Im Vergleich zum Wintergetreideanbau liegen die Vorteile eines Sommergetreideanbaues generell in der Auflockerung der Fruchtfolge, der Möglichkeit einer nachhaltigen Beseitigung von Bodenstrukturschäden, der relativ einfachen und preiswerten Produktionstechnik sowie in der Entzerrung von Arbeitsspitzen. Speziell beim Sommerhafer ist darüber hinaus noch seine phytosanitäre Wirkung auf den Halmbrucherreger in sehr weizenlastigen Fruchtfolgen anzuführen.

Vor allem bei der Qualitätshafererzeugung ist unter trockneren Standortbedingungen das Erreichen einer Mindest-hl-Gewichtsleistung als bezahlungsrelevante Größe nur selten gesichert. Aus diesem Grund konzentriert sich der Haferanbau in NRW erfolgreich zunehmend stärker auf die höheren Anbaulagen, in denen bei moderaterem Temperaturverlauf und in der Regel ausgeglichenen Niederschlagsverhältnissen gute Erträge bei hohen hl-Gewichten erzielt werden können.

Andererseits sind generell die größeren Ertragsunsicherheiten einer Sommerung zu beachten. Bei einer maximalen Vegetationszeit von rund 150 Tagen von Ende Februar bis etwa Ende Juli sind die witterungsbedingten Risiken höher als bei einer Winterung.

Die Landessortenversuche

Im Jahr 2011 wurden in NRW mit insgesamt zwölf Sorten an drei Standorten die Landessortenversuche Hafer durchgeführt. Zur besseren Absicherung wurden aus Niedersachsen, Schleswig-Holstein und Hessen zehn weitere Versuchsergebnisse in die Auswertung einbezogen, sodass insgesamt 13 Landessortenversuchsergebnisse aus den Ackerbauregionen Lehm und Sand für eine gesicherte Sortenempfehlung zur Verfügung stehen. Die Sortenprüfungen erfolgten in zwei Intensitätsvarianten (Tabelle 1).

Die Versuchsergebnisse in Tabelle 2 zeigen recht schwankende Einzelsortenleistungen. Die Sortenunterschiede sind im Mittel über die Anbauregion Lehmstandorte Nordwest und Sandstandorte Nordwest nur gering. Deutlich wird, dass die erstjährig geprüften neuen Sorten Gabriel, Curly und Alonso gegenüber den älteren Sorten keine besseren Erträge erzielen.
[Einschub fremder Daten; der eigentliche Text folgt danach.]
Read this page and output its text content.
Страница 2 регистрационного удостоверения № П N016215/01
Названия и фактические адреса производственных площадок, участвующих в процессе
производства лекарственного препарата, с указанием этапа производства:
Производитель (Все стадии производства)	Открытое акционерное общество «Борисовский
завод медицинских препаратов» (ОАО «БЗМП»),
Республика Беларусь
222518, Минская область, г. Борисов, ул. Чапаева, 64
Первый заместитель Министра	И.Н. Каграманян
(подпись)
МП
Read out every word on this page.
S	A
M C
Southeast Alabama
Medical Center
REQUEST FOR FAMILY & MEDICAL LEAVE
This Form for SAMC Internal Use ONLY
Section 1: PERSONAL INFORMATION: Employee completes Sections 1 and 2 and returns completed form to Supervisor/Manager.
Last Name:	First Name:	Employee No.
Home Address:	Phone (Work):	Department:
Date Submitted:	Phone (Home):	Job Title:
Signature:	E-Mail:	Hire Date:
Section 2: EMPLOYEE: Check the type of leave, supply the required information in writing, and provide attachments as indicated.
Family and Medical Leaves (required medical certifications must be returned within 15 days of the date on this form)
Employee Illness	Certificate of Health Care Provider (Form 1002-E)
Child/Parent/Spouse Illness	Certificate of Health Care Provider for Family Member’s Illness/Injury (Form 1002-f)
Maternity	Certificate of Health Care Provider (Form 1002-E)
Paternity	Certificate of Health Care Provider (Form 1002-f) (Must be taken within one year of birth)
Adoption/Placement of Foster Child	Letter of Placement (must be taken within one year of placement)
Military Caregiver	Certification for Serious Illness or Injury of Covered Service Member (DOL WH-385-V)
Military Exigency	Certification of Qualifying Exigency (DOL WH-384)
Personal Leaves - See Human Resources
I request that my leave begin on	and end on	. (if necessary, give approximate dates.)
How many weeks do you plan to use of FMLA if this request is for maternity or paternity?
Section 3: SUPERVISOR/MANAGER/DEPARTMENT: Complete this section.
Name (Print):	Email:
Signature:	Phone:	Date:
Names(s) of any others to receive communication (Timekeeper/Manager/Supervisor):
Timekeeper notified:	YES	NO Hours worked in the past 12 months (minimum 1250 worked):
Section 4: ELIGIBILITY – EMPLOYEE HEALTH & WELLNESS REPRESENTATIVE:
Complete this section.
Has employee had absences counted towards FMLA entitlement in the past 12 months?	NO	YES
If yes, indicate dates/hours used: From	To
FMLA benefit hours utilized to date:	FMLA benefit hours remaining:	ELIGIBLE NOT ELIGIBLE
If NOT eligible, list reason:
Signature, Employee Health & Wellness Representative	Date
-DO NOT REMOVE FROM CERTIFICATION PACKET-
Unter Berücksichtigung der Vorjahresergebnisse in Tabelle 3 ergeben sich die in der Tabelle 4 aufgeführten Sortenempfehlungen für NRW.

Bei der Sortenwahl ist neben den Leistungsmerkmalen (Tabelle 5) auch das beabsichtigte Erzeugungsziel, Qualitätshafer für die Schälmühle oder die Futterhaferproduktion, zu berücksichtigen. Für die Qualitätshafererzeugung besitzt, zusammen mit einem möglichst niedrigen Spelzenanteil einer Sorte, das Vermarktungskriterium hl-Gewicht eine sehr große Erzeugerpreisrelevanz. Die Spelzenfarbe (weiß oder gelb) hat keinen Einfluss auf die Nutzbarkeit als Qualitätshafer. Die geforderten Mindest-hl-Gewichte von über als 50 kg je hl sind nicht sicher zu erreichen, aber für das Erzielen einer ausreichenden Rentabilität wichtig.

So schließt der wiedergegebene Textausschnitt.